Success in the historic battle to repeal Obamacare appears a little more achievable than it did a week ago. Federal district court judge Roger Vinson ruled in Florida v. HHS that every word, every phrase, indeed, every section of Obamacare offends not only a majority of Americans, but the Constitution itself.
Now, the pro-repeal coalition includes the federal judiciary, the House of Representatives, a majority of the states, millions of small-business owners, and, significantly, a unanimous and determined caucus of Senate Republicans. The proponents of Obamacare are also formidable and include the entire Executive Branch, the Democratic caucus in the Senate, and many state lawmakers. For now — or at least until a federal appeals court and, ultimately, the Supreme Court render their verdicts in the case — the two sides have achieved a state of political equilibrium.

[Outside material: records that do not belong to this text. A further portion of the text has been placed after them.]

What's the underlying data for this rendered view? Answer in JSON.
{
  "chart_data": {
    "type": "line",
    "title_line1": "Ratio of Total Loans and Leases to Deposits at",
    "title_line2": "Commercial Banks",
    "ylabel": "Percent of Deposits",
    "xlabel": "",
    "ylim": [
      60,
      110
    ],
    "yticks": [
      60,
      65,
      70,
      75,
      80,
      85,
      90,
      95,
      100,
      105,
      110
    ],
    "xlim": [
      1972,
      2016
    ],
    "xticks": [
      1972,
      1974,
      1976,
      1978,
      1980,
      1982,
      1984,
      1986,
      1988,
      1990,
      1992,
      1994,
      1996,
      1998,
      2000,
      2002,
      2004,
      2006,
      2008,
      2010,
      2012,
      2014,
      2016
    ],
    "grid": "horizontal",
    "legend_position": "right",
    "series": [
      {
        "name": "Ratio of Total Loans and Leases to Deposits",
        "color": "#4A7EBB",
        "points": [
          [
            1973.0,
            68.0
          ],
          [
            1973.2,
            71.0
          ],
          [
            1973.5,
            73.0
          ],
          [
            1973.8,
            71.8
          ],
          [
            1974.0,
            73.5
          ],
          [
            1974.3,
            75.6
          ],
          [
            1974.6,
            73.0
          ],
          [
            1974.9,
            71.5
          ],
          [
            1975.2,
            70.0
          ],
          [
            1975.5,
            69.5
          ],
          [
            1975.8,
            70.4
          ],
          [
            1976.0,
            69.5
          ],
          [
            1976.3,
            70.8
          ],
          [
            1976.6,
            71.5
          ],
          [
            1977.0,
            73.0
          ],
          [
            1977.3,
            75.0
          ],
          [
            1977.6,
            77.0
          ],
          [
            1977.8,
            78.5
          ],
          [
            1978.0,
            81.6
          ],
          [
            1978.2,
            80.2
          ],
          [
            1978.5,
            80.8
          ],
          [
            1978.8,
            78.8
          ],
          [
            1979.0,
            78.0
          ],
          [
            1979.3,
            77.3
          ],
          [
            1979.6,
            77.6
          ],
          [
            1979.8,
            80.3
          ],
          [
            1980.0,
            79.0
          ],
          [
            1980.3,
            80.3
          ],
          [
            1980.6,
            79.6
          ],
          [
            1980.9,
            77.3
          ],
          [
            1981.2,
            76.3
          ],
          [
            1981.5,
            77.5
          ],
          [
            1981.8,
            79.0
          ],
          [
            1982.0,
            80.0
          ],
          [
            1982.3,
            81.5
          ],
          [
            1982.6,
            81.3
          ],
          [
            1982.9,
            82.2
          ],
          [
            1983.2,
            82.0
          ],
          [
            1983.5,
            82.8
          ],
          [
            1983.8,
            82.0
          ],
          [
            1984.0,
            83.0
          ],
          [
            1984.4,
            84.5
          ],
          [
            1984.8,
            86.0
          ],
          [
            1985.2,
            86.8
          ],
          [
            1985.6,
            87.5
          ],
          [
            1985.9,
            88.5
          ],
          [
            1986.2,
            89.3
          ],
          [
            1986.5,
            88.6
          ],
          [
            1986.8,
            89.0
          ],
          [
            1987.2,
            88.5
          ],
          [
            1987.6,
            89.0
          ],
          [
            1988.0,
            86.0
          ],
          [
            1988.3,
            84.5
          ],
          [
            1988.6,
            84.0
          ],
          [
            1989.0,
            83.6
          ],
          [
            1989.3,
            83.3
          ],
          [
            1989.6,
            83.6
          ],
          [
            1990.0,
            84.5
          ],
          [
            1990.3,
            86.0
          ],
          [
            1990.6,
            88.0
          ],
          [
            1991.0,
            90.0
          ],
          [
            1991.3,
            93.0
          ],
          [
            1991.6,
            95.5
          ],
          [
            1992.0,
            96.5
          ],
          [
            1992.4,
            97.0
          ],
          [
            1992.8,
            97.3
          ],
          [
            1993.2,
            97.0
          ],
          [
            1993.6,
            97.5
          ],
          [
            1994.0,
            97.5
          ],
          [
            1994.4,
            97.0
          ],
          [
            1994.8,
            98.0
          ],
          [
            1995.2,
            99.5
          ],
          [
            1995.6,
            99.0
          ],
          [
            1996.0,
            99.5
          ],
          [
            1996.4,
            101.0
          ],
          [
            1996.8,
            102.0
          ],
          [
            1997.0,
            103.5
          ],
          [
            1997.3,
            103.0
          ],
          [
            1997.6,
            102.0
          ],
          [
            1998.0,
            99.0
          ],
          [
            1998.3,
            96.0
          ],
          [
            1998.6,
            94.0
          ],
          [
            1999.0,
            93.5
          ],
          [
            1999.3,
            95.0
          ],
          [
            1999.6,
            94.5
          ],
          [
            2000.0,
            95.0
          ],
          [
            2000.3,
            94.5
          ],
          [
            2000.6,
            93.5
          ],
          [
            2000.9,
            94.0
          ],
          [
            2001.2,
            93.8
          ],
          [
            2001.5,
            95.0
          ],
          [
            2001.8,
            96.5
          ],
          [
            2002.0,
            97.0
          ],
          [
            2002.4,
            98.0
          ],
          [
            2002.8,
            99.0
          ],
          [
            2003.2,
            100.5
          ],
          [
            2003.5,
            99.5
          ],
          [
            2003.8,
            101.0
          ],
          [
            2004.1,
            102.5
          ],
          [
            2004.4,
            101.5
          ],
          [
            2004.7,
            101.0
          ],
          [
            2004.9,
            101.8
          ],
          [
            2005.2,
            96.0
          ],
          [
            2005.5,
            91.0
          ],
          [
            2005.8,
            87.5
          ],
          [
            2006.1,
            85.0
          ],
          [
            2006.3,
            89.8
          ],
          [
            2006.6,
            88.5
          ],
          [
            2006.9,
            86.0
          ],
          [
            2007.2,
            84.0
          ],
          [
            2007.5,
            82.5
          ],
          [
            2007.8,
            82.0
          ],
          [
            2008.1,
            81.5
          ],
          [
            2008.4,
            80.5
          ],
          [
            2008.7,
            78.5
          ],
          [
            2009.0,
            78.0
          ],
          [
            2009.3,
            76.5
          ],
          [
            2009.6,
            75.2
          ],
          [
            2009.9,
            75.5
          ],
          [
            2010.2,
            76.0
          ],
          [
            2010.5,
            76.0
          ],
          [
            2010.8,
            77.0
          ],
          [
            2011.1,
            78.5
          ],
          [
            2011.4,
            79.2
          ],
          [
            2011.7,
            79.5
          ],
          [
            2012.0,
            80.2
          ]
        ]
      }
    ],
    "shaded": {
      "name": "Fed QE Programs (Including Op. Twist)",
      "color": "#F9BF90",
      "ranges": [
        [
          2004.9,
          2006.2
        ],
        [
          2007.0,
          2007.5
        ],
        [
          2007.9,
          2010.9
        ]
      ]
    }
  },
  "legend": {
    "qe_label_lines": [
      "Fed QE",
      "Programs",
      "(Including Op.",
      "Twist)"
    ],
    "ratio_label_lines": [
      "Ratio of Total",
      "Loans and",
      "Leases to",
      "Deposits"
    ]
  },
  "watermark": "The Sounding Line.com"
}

Most important, 26 states signed on. Collectively, these states are a diverse lot and will account for 266 electoral votes in the next election (including all eight of the fast-growing states that gained House seats in the recent census). This is just shy of the 270 required for a majority in the Electoral College. Throw in 13 electoral votes in Virginia (where another district court judge found the individual mandate to be unconstitutional) and an additional 10 in Missouri (where 71 percent of the electorate voted to repeal the individual mandate in a referendum) and a comfortable majority of Americans live in states where Obamacare has either been determined to be unconstitutional or where an overwhelming majority believes that to be the case.
Then there is the National Federation of Independent Business, to which Judge Vinson granted standing to sue alongside the state litigants. NFIB represents hundreds of thousands of small-business owners in all 50 states and is the sort of ally that commands the attention of lawmakers in both parties in both chambers and from every state.
The bottom line is that this historically unprecedented assemblage of plaintiffs and the quality of the decision itself make it difficult for the administration to shunt the Florida decision aside by equating it with the other district court decisions rendered thus far, and those yet to come.
The other new twist in the repeal battle is that the Florida decision (so long as it remains in effect) offers the repeal coalition a new line of attack. Should the administration flout the decision and command its bureaucrats to write the memos, create the spreadsheets, hold the meetings, and draft the regulations to implement Obamacare, the repeal coalition can raise the specter of a lawless administration willing to jettison not only the Constitution, but our most important safeguard against arbitrary government rule — the principle that every citizen, no matter how high and mighty, must abide by the law. Should the ruling still be in effect when Congress considers the Continuing Resolution (legislation to fund government agencies for the rest of the current fiscal year), expect pro-repeal lawmakers to add language requiring Obama’s appointees to abide by Judge Vinson’s decision.
Nothing, nothing, is more likely to reignite the political passions of the Summer of ’09 than if the president opts for an ill-advised two-front war on both the Constitution and the Rule of Law principle that underlies it.